A mobilização está envolvendo entidades representativas dos atingidos de todo o Estado: Baixo Guandu, Colatina, Linhares, Regência, Degredo, Povoação, Pontal do Ipiranga, Barra Seca, Usussuquara, Campo Grande, Barra Nova Sul, Barra Nova Norte, Nativo, Ferrugem, Ponta São Miguel, São Mateus, Barra do Sahy, Barra do Riacho, Vila do Riacho e aldeias indígenas tupiniquim de Pau Brasil, Córrego do Ouro e Comboios.
Passados 14 meses do crime, boa parte dos pescadores, ribeirinhos, trabalhadores do mar, do rio e do turismo, atingidos pela lama de resíduos de mineração e impunidade, ainda sequer recebem o auxílio emergencial de subsistência. E isso é o mínimo que se deveria ter sido providenciado às famílias que perderam parcial ou integralmente suas fontes de renda. Indenizações também já foram prometidas e proteladas incontáveis vezes.
Tampouco foram dadas respostas concretas sobre a situação da contaminação das águas e do pescado, ou sobre os problemas de saúde registrados em crianças, adultos e idosos que mais permanecem em contato com a água. Apesar das incontáveis solicitações, algumas já até judicializadas.
Cadastros infernizam a vida das comunidades
Mas incontáveis mesmo são os infames cadastros, refeitos seguidamente, infernizando a vida das pessoas, que precisam responder às mesmas perguntas, tirar fotos, provar, comprovar e … aguardar … um tempo que, considerando a urgência demandada pela fome, pelas contas, pelo aluguel … parece infinito.
“Dividir para conquistar” é talvez a única ação “eficiente” que a Samarco-Vale-VHP tem empreendido desde o rompimento da barragem de Fundão, no dia 5 de novembro de 2015. O crime jogou na cara do Brasil e do mundo, o tamanho da irresponsabilidade gerencial e incompetência técnica das empresas, ambas solidamente construídas ao longo das décadas, com conivência do Estado, e que contrastam, vergonhosamente, com as bilionárias publicidades corporativas.
Essa é uma estratégia de guerra que todas as grandes empresas sempre utilizam para enfraquecer a luta das vítimas de seus crimes socioambientais. Incitar o ódio, a disputa, a animosidade, seja entre comunidades próximas, entre setores de uma mesma comunidade e mesmo entre pessoas de uma mesma família.
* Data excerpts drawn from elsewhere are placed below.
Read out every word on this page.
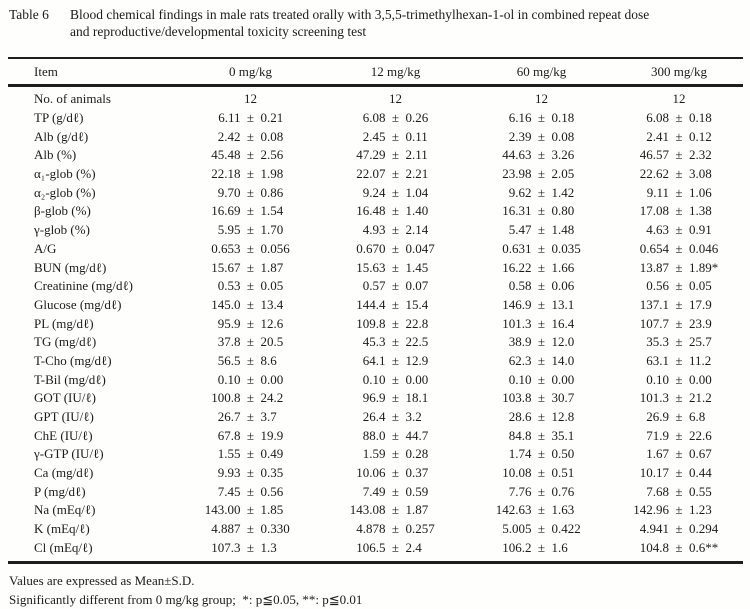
Table 6	Blood chemical findings in male rats treated orally with 3,5,5-trimethylhexan-1-ol in combined repeat dose
and reproductive/developmental toxicity screening test
Item	0 mg/kg	12 mg/kg	60 mg/kg	300 mg/kg
No. of animals	12	12	12	12
TP (g/dℓ)	6.11 ± 0.21	6.08 ± 0.26	6.16 ± 0.18	6.08 ± 0.18
Alb (g/dℓ)	2.42 ± 0.08	2.45 ± 0.11	2.39 ± 0.08	2.41 ± 0.12
Alb (%)	45.48 ± 2.56	47.29 ± 2.11	44.63 ± 3.26	46.57 ± 2.32
α₁-glob (%)	22.18 ± 1.98	22.07 ± 2.21	23.98 ± 2.05	22.62 ± 3.08
α₂-glob (%)	9.70 ± 0.86	9.24 ± 1.04	9.62 ± 1.42	9.11 ± 1.06
β-glob (%)	16.69 ± 1.54	16.48 ± 1.40	16.31 ± 0.80	17.08 ± 1.38
γ-glob (%)	5.95 ± 1.70	4.93 ± 2.14	5.47 ± 1.48	4.63 ± 0.91
A/G	0.653 ± 0.056	0.670 ± 0.047	0.631 ± 0.035	0.654 ± 0.046
BUN (mg/dℓ)	15.67 ± 1.87	15.63 ± 1.45	16.22 ± 1.66	13.87 ± 1.89*
Creatinine (mg/dℓ)	0.53 ± 0.05	0.57 ± 0.07	0.58 ± 0.06	0.56 ± 0.05
Glucose (mg/dℓ)	145.0 ± 13.4	144.4 ± 15.4	146.9 ± 13.1	137.1 ± 17.9
PL (mg/dℓ)	95.9 ± 12.6	109.8 ± 22.8	101.3 ± 16.4	107.7 ± 23.9
TG (mg/dℓ)	37.8 ± 20.5	45.3 ± 22.5	38.9 ± 12.0	35.3 ± 25.7
T-Cho (mg/dℓ)	56.5 ± 8.6	64.1 ± 12.9	62.3 ± 14.0	63.1 ± 11.2
T-Bil (mg/dℓ)	0.10 ± 0.00	0.10 ± 0.00	0.10 ± 0.00	0.10 ± 0.00
GOT (IU/ℓ)	100.8 ± 24.2	96.9 ± 18.1	103.8 ± 30.7	101.3 ± 21.2
GPT (IU/ℓ)	26.7 ± 3.7	26.4 ± 3.2	28.6 ± 12.8	26.9 ± 6.8
ChE (IU/ℓ)	67.8 ± 19.9	88.0 ± 44.7	84.8 ± 35.1	71.9 ± 22.6
γ-GTP (IU/ℓ)	1.55 ± 0.49	1.59 ± 0.28	1.74 ± 0.50	1.67 ± 0.67
Ca (mg/dℓ)	9.93 ± 0.35	10.06 ± 0.37	10.08 ± 0.51	10.17 ± 0.44
P (mg/dℓ)	7.45 ± 0.56	7.49 ± 0.59	7.76 ± 0.76	7.68 ± 0.55
Na (mEq/ℓ)	143.00 ± 1.85	143.08 ± 1.87	142.63 ± 1.63	142.96 ± 1.23
K (mEq/ℓ)	4.887 ± 0.330	4.878 ± 0.257	5.005 ± 0.422	4.941 ± 0.294
Cl (mEq/ℓ)	107.3 ± 1.3	106.5 ± 2.4	106.2 ± 1.6	104.8 ± 0.6**
Values are expressed as Mean±S.D.
Significantly different from 0 mg/kg group;  *: p≦0.05, **: p≦0.01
Qualquer um que visitar as comunidades atingidas pode perceber isso: “a ruptura da coesão social”, como bem resumiu Joca Thomé, coordenador nacional do Centro Tamar/ICMBio. Aumentos alarmantes de crimes, violência, uso de álcool e outras drogas, um caos social. Muito triste, mas que, para a empresa, é um grande resultado, pois “distrai” as pessoas e as tira de seu foco, de lutar, organizada e unificadamente, por seus direitos.
Documento da União
Enquanto a Samarco e a Fundação Renova gastam milhões com advogados – R$ 80 milhões até agora, pelo que se sabe – e com consultorias, com reuniões e apresentações que visam a embelezar relatórios, sites e releases corporativos, milhares de pessoas passam fome, são despejadas de suas casas, entram em depressão, têm suas famílias, suas comunidades, suas vidas totalmente desestruturadas.
O pescador Carlos Roberto Zotteli é uma dessas vítimas do descaso. “Ainda bem que tenho amigos. Ganhei cinco quilos de arroz do MAB [Movimento dos Atingidos por Barragens, que tem apoiado os atingidos no ES e MG] há um mês, e ainda tem na minha geladeira. Ganhei um feijão ontem, uma buchada … faço uns bicos”, narra, em lamúrias, como tem sobrevivido nos últimos 14 meses. Roberto conta que perdeu 15 kg, entrou em depressão e passou a beber. Está com a pensão alimentícia dos filhos atrasada há sete meses e tem medo de ser preso a qualquer momento. “Nunca passei por isso. A Samarco e a Vale mataram o meu rio, acabaram com a minha vida”, chora.
A grande reunião dos atingidos, na quinta-feira (12), será na Associação Comunitária de Barra do Riacho (ACBR), a partir das 15h. A coordenadora da Comissão de Emprego e Meio Ambiente da ACBR, Joice Lopes Miranda, conta que a mobilização faz parte da pauta de luta da Associação relacionada à dramática situação em que vivem a Barra e a Vila do Riacho, pressionadas pelos empreendimentos industriais e portuários que tem se instalado na região, sendo a Aracruz Celulose (Fibria) a pioneira. “Assinamos um Documento de União, uma Comissão de Amigos, que vão lutar juntos”, anuncia.